Greenwire turned around and reported, “The [AP] headline was wrong, supporters of cost-benefit analyses say, because the government is not predicting the value of saving people who would otherwise die. Instead, regulations reduce the risk of death by a tiny amount — say, by one-in-a-million — for millions of people.”
The AP wasn’t wrong, however. The Times front-pager took a similar stylistic tack, suggesting in its lede that the EPA is “grappling with a subject that is more the province of poets and philosophers than bureaucrats: what is the value of a human life?” The paragraph goes on to say that, “The answer determines how much spending the government should require to prevent a single death.”
The discrepancy boils down to a little provocative flourish and a statistical point of view. When discussing the cost of a regulation that will reduce a “single death” per 100 people, everybody in the at-risk population has a 1 out of 100 chance of being that additional life saved. In other words, the regulation reduces everybody’s risk by 1 percent. The “Value of a statistical life” reflects the first point of view, which is more individualistic. “Value of mortality risk reduction” (also referred to as “micro-risk reduction”) reflects the second.
The Times made a smart decision by not burdening its readers with the agency’s ongoing debate about which term to use, but journalists should be aware of the rhetoric that surrounds it—and of the EPA’s capacity to point fingers. The AP deserves credit for consistently being on top of this story, and regardless of their focus, all of the articles cited above did a fairly good job explaining what the agency is measuring and why.
Post script: Most of the articles also explained how government agencies calculate the value of a statistical life (or mortality risk reductions), which is generally based on surveys of the extra pay that workers receive for high-risk jobs, or on surveys that ask people what they would be willing to pay to avoid a certain risk. Another proposal in the EPA’s white paper suggested placing a greater value on preventing cancer deaths compared to other causes of death, because people are more afraid of cancer and would pay relatively more to avoid it.
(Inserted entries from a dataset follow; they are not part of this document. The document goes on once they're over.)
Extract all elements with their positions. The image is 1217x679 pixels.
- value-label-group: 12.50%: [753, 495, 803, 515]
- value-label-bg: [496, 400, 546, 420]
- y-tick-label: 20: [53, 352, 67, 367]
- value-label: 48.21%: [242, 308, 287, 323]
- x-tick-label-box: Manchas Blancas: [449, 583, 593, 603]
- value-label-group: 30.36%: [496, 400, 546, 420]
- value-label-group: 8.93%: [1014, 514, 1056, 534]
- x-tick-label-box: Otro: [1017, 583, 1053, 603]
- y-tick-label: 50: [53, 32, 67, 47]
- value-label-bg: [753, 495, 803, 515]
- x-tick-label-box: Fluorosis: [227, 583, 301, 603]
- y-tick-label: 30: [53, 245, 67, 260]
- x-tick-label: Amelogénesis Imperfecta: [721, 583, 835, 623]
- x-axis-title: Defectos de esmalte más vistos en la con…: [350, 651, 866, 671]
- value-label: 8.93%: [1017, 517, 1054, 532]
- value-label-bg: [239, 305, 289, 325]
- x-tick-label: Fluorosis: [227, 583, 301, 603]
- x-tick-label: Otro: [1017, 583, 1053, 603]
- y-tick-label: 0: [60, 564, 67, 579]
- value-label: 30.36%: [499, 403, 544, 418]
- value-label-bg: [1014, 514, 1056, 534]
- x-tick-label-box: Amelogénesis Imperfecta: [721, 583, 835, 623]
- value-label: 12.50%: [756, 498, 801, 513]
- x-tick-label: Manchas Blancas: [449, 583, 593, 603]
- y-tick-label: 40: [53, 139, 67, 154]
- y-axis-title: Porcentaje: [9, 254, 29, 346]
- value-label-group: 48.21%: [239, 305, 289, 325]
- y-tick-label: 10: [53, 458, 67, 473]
All of the news outlets highlighted above mentioned the “cancer differential,” but only the AP dug deeper. Its report quoted risk expert David Ropeik, who called the idea “dangerous” because people tend to overestimate the risk of cancer. In an op-ed for The Washington Post, Ropeik elaborated, explaining that people tend to fear cancer more than heart disease—believing the former causes more pain and suffering—even though heart disease is much more likely to kill them. Because of such “gaps” in our perception of risk, “we push for government policies that protect us more from what we’re afraid of than from what’s more likely to kill us. Resources devoted to lesser risks aren’t available to protect us from the bigger ones - meaning that our overall risk goes up.” [Disclouse: Ropeik has contributed to The Obervatory.]
The debate about the cancer differential is related to the debate about terminology. When the EPA suggested that it begin referring to the value of “mortality risk reductions” rather than of a “statistical life,” it was trying to stress that it wasn’t putting a value on actual human beings, or, as Ropeik put it, that “these aren’t real people with faces and arms and legs. These are statistical, abstract lives.” When it came to the cancer differential, however, the agency seemed to be encouraging the opposite point of view, asking people to think about real human experience. It’s a discrepancy with a lot of nuance, but one that reporters should be aware of.